Что сказать о сестре? Красивая, эффектная, дорого одетая высокая отполированная шатенка. Курит — по голосу слышно. И сразу видно, что не местная. Но шумная, и грубоватых манер. Делец всё же, что неминуемо накладывает свой отпечаток. Да и по мне тоже небось сразу видать, что прожжёный алкаш. Надеюсь, что не сразу… а то как-то неудобно общего папу позорить. Но тот ничего не замечает, и воробьём скачет вокруг дочуры, счастливый до безумия маминым пониманием ситуации, и отсутствием ревности с моей стороны. Неужто думает, что я до сих пор должна ревновать? Мне скока лет ваще по его дурацкому мнению?

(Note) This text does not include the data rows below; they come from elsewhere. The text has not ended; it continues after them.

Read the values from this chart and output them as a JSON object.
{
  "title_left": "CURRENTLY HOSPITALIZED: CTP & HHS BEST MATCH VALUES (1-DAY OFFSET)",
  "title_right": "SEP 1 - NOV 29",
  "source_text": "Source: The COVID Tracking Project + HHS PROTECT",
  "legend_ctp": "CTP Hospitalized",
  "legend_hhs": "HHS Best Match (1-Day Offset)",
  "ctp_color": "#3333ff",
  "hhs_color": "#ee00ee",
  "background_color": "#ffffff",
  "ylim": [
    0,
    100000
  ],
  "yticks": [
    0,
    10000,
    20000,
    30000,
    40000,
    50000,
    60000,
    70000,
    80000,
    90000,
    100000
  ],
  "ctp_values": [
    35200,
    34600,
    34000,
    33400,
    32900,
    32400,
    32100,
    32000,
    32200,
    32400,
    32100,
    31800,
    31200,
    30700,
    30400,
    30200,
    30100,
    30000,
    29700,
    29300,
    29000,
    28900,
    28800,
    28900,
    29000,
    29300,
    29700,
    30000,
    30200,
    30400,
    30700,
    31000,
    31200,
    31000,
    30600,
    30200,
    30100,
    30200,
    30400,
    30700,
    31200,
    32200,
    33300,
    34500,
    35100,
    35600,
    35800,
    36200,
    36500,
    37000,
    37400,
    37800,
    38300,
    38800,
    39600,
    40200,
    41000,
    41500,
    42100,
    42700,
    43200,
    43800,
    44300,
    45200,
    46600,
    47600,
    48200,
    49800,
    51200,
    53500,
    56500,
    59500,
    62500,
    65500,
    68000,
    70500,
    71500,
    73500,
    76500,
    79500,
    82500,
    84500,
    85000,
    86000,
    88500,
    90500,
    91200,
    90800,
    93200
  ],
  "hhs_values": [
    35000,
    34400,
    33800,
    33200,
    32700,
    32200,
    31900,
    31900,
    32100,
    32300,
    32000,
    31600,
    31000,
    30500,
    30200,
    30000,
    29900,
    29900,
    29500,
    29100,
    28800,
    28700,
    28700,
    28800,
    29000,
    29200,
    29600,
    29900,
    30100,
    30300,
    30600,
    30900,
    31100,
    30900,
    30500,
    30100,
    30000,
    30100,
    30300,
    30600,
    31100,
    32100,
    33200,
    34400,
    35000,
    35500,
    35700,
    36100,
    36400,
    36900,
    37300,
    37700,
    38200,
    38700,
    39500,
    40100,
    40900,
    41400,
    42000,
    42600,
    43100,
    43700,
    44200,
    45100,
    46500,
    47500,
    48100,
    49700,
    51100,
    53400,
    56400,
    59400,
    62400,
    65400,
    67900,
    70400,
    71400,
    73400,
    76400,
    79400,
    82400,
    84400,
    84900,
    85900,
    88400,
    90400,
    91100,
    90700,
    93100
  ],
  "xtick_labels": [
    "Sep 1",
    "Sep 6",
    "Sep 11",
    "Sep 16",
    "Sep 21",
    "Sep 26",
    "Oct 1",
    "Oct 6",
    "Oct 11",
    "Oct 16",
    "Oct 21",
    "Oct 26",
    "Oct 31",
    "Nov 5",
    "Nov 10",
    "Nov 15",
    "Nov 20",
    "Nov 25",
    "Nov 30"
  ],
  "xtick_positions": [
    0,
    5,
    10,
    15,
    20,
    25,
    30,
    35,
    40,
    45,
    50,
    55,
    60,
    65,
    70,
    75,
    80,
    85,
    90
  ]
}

Иногда так и добивает это его кретинское отношение к маленькому подросточку Иваночке! Знал бы он, чем я по закоулкам с Ветром занимаюсь — сразу бы в обморок хлобысь, и пипец! Ма-аленькая злобная папина дурочка.
Всё это разглядывание альбомов, тоска дикая — на хрен её, сестру чужую и ненужную!! Припёрла тряпок из своего бутика в подарок мне и маме. Тряпки прикольные, конечно, и по размеру, мама небось проконсультировала. Но это ничего не меняет.

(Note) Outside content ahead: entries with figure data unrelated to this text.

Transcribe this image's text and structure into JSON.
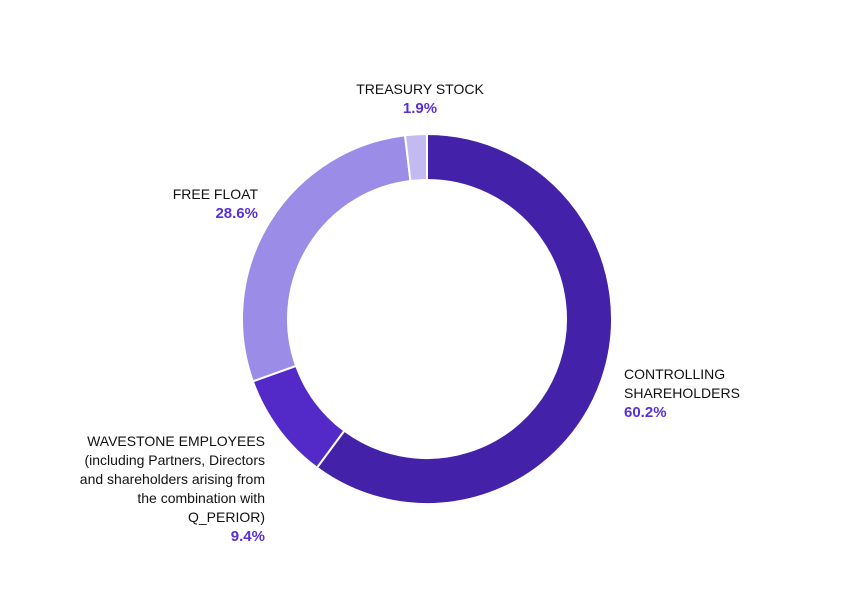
{
  "chart_data": {
    "type": "pie",
    "variant": "donut",
    "title": "",
    "slices": [
      {
        "label": "CONTROLLING\nSHAREHOLDERS",
        "value": 60.2,
        "value_label": "60.2%",
        "color": "#4321A8"
      },
      {
        "label": "WAVESTONE EMPLOYEES\n(including Partners, Directors\nand shareholders arising from\nthe combination with\nQ_PERIOR)",
        "value": 9.4,
        "value_label": "9.4%",
        "color": "#532AC8"
      },
      {
        "label": "FREE FLOAT",
        "value": 28.6,
        "value_label": "28.6%",
        "color": "#9B8CE8"
      },
      {
        "label": "TREASURY STOCK",
        "value": 1.9,
        "value_label": "1.9%",
        "color": "#C4BAF2"
      }
    ],
    "start_angle": "top",
    "direction": "clockwise",
    "legend": "none",
    "label_value_color": "#5B2FD6"
  }
}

Торжественный ужин — я сижу вразвалку, нагло, и она тоже. Друг с другом не разговариваем — а чё нам сказать? Слушаем разглагольствования папы, слышанную-переслышанную семейную легенду, что все мы из древнего рода, от князей Вишневецких, польского князя Вацлава Вишневецкого и графини Анны-Гертруды Вершбен фон Готтен— Вишневецкой. Она очень поздно родила ребенка, наследника, и всё такое. В отместку её старший сын женился на безродной полячке, и родил кого-то там, кто послужил началом… роду Ветра!! Потому как имя её, той полячки, Эльжбета Изборская — а фамилия матери Ветра!! Боже, я чуть не подпрыгнула на месте, как обожжённая внезапной мыслью! Я просто в шоке от проложенной в мозгу линии! Как же я давно не догадалась? Видимо, потому, что последний раз слышала навязшее в зубах предание ещё до встречи с Ветром. Мы оба — польские аристократы! Почти родня, к тому же, так хорошо сохранившие родовые линии и гордость, и… извращенность. Ага, Изборская — «Изврская», угодливо явил мозг ассоциацию. Всем же известно, что они извры — дворяне эти. То есть, не они а мы…

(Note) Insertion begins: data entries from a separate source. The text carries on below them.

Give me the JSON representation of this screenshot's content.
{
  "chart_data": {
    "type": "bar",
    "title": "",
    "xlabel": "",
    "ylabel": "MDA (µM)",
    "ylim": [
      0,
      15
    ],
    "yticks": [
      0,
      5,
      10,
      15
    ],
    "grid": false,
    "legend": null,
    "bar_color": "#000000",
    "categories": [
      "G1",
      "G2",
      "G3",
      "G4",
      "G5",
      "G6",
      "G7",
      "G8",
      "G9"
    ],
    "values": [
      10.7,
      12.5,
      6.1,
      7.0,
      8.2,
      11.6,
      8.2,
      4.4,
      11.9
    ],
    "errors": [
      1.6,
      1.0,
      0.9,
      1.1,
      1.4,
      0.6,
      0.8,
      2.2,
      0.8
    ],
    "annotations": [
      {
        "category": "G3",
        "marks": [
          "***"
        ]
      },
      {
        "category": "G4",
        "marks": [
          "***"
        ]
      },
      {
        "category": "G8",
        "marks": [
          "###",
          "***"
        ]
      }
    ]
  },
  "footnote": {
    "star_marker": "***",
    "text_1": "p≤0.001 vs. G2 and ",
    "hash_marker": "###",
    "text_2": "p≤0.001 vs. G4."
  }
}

В жутком запале от такого невероятного открытия, едва дождалась приличного момента, и побежала звонить Ветру — а он меня послал грубо, сволочь:
— Ты вконец обалдела? — прошипел мой любимый. — Что я тебе, гуляка, я на работе!
Еле дожив до вечера, я помчалась к нему с открытием. Мы ведь наподобие брата и сестры! Это добавляет острого перцу нашим отношениям! Охренеть!!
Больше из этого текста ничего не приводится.